Por
El secreto bajo la cama
Aquel jueves por la noche, estaba hasta las pelotas dentro del culo de Viviane cuando la puerta de la habitación crujió con la violencia de un terremoto. Mi padre —que se suponía estaba en un viaje de trabajo en São Paulo— estaba parado en el marco de la puerta, con una maleta en la mano y una expresión de cansancio mezclada con sorpresa.
«¿Vivi? ¿Qué sorpresa es esta, mi amor? Decidí volver antes para verte», dijo, con esa voz ronca de quien fuma dos paquetes al día.
Me arrastré bajo la cama en un pánico silencioso, mi verga aún goteando con la lubricación de su culo. Viviane, la zorra sagaz que es, se recompuso en un segundo, bajándose el vestido y sonriendo con esa falsedad que solo ella domina.
«¡Cariño! ¡Qué susto! No avisaste que volverías», dijo, abrazándolo mientras yo veía sus pies descalzos acercarse a la cama.
Lo que siguió fue un espectáculo de mediocridad sexual. Mi padre la poseyó con la sutileza de un toro cansado —roncaba, sudaba y gemía como si estuviera descargando un camión. Ella, por su parte, elevó el arte de la farsa a nuevos niveles. «¡Ay, papi, qué rico! ¡Eres increíble!», gritaba, mientras yo, bajo la cama, imaginaba su pene flácido entrar y salir sin convicción de su cucota que minutos antes había sido mi propiedad exclusiva.

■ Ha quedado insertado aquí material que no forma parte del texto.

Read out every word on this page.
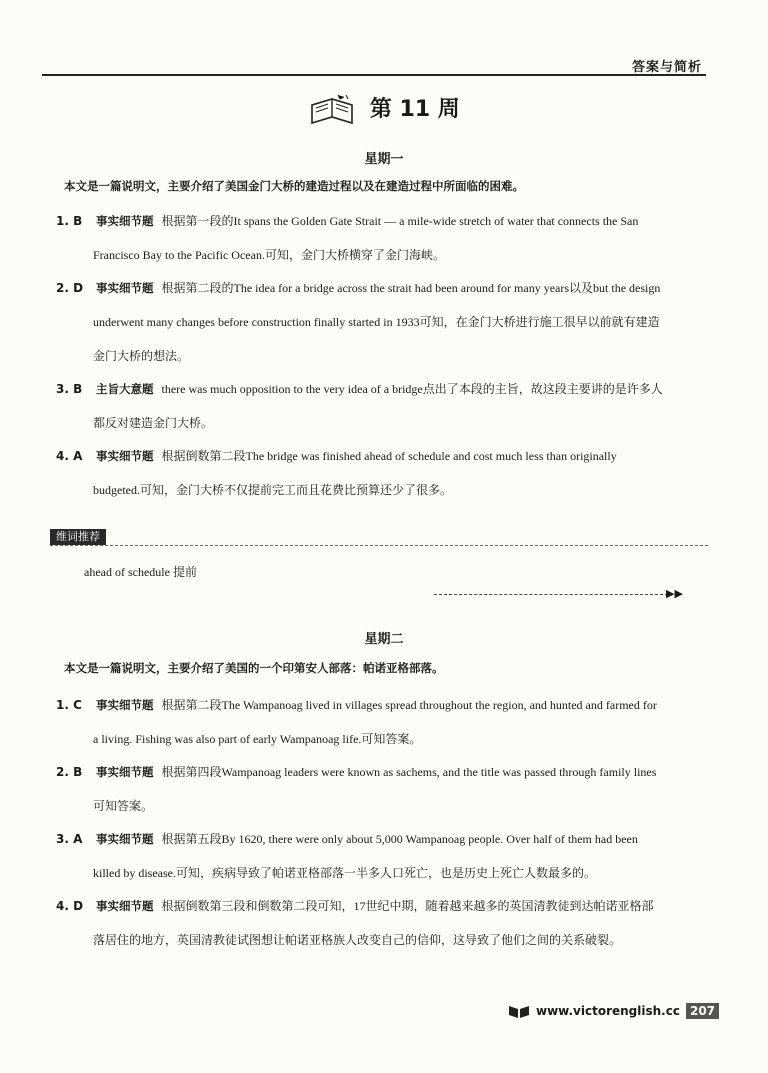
答案与简析
第 11 周
星期一
本文是一篇说明文，主要介绍了美国金门大桥的建造过程以及在建造过程中所面临的困难。
1. B	事实细节题 根据第一段的It spans the Golden Gate Strait — a mile-wide stretch of water that connects the San
Francisco Bay to the Pacific Ocean.可知，金门大桥横穿了金门海峡。
2. D	事实细节题 根据第二段的The idea for a bridge across the strait had been around for many years以及but the design
underwent many changes before construction finally started in 1933可知，在金门大桥进行施工很早以前就有建造
金门大桥的想法。
3. B	主旨大意题 there was much opposition to the very idea of a bridge点出了本段的主旨，故这段主要讲的是许多人
都反对建造金门大桥。
4. A	事实细节题 根据倒数第二段The bridge was finished ahead of schedule and cost much less than originally
budgeted.可知，金门大桥不仅提前完工而且花费比预算还少了很多。
维词推荐
ahead of schedule 提前
▶▶
星期二
本文是一篇说明文，主要介绍了美国的一个印第安人部落：帕诺亚格部落。
1. C	事实细节题 根据第二段The Wampanoag lived in villages spread throughout the region, and hunted and farmed for
a living. Fishing was also part of early Wampanoag life.可知答案。
2. B	事实细节题 根据第四段Wampanoag leaders were known as sachems, and the title was passed through family lines
可知答案。
3. A	事实细节题 根据第五段By 1620, there were only about 5,000 Wampanoag people. Over half of them had been
killed by disease.可知，疾病导致了帕诺亚格部落一半多人口死亡，也是历史上死亡人数最多的。
4. D	事实细节题 根据倒数第三段和倒数第二段可知，17世纪中期，随着越来越多的英国清教徒到达帕诺亚格部
落居住的地方，英国清教徒试图想让帕诺亚格族人改变自己的信仰，这导致了他们之间的关系破裂。
www.victorenglish.cc 207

Pero la verdadera perversión comenzó cuando imaginé lo que estaba por venir —la leche de mi padre chorreando dentro del mismo agujero que yo acababa de abandonar. La idea era asquerosa, degradante… e inexplicablemente excitante. Agarré mi polla aún húmeda de sus jugos y comencé a masturbarme frenéticamente, ahogando mis gemidos en el colchón sobre mí. Cada golpe sordo de su cuerpo contra ella era un metrónomo para mi lujuria enfermiza.
Cuando finalmente se derrumbó sobre ella, jadeando como un pez fuera del agua, yo ya me había corrido silenciosamente en la alfombra, mi esperma mezclándose con el polvo y el pelo de los perros.
Esperé hasta oír sus ronquidos antes de salir arrastrándome, sintiéndome sucio y pervertido. Fui directo al baño, intentando lavar la vergüenza con agua caliente. Pero Viviane, la perra insaciable, apareció en la puerta de vidrio de la ducha con una sonrisa de quien sabe exactamente lo que está haciendo.
«¿Limpiando la suciedad, guarro?», susurró, entrando y cerrando la puerta.
Antes de que pudiera responder, se giró y se inclinó sobre el lavabo, ofreciendo ese culo aún enrojecido por nuestras actividades anteriores. «Se corrió dentro de mí. ¿Hueles la leche de tu padre?», provocó, moviendo las nalgas.
No resistí. Agarré sus caderas y metí mi verga de nuevo en ella, ahora lubricado por el agua y el semen ajeno. La cogí con una rabia que me sorprendió incluso a mí, mis pelotas golpeando su carne mientras el agua caliente lavaba nuestros pecados por el desagüe. Ella gemía bajo, mordiéndose el brazo para no hacer ruido, mientras el vapor del baño envolvía nuestros cuerpos sudorosos en un velo de depravación.
Cuando me corrí dentro de ella por segunda vez esa noche, mordí su hombro para ahogar el grito. Ella rio —una risada baja y victoriosa— y susurró: «Mañana lo repetimos, hijo de puta».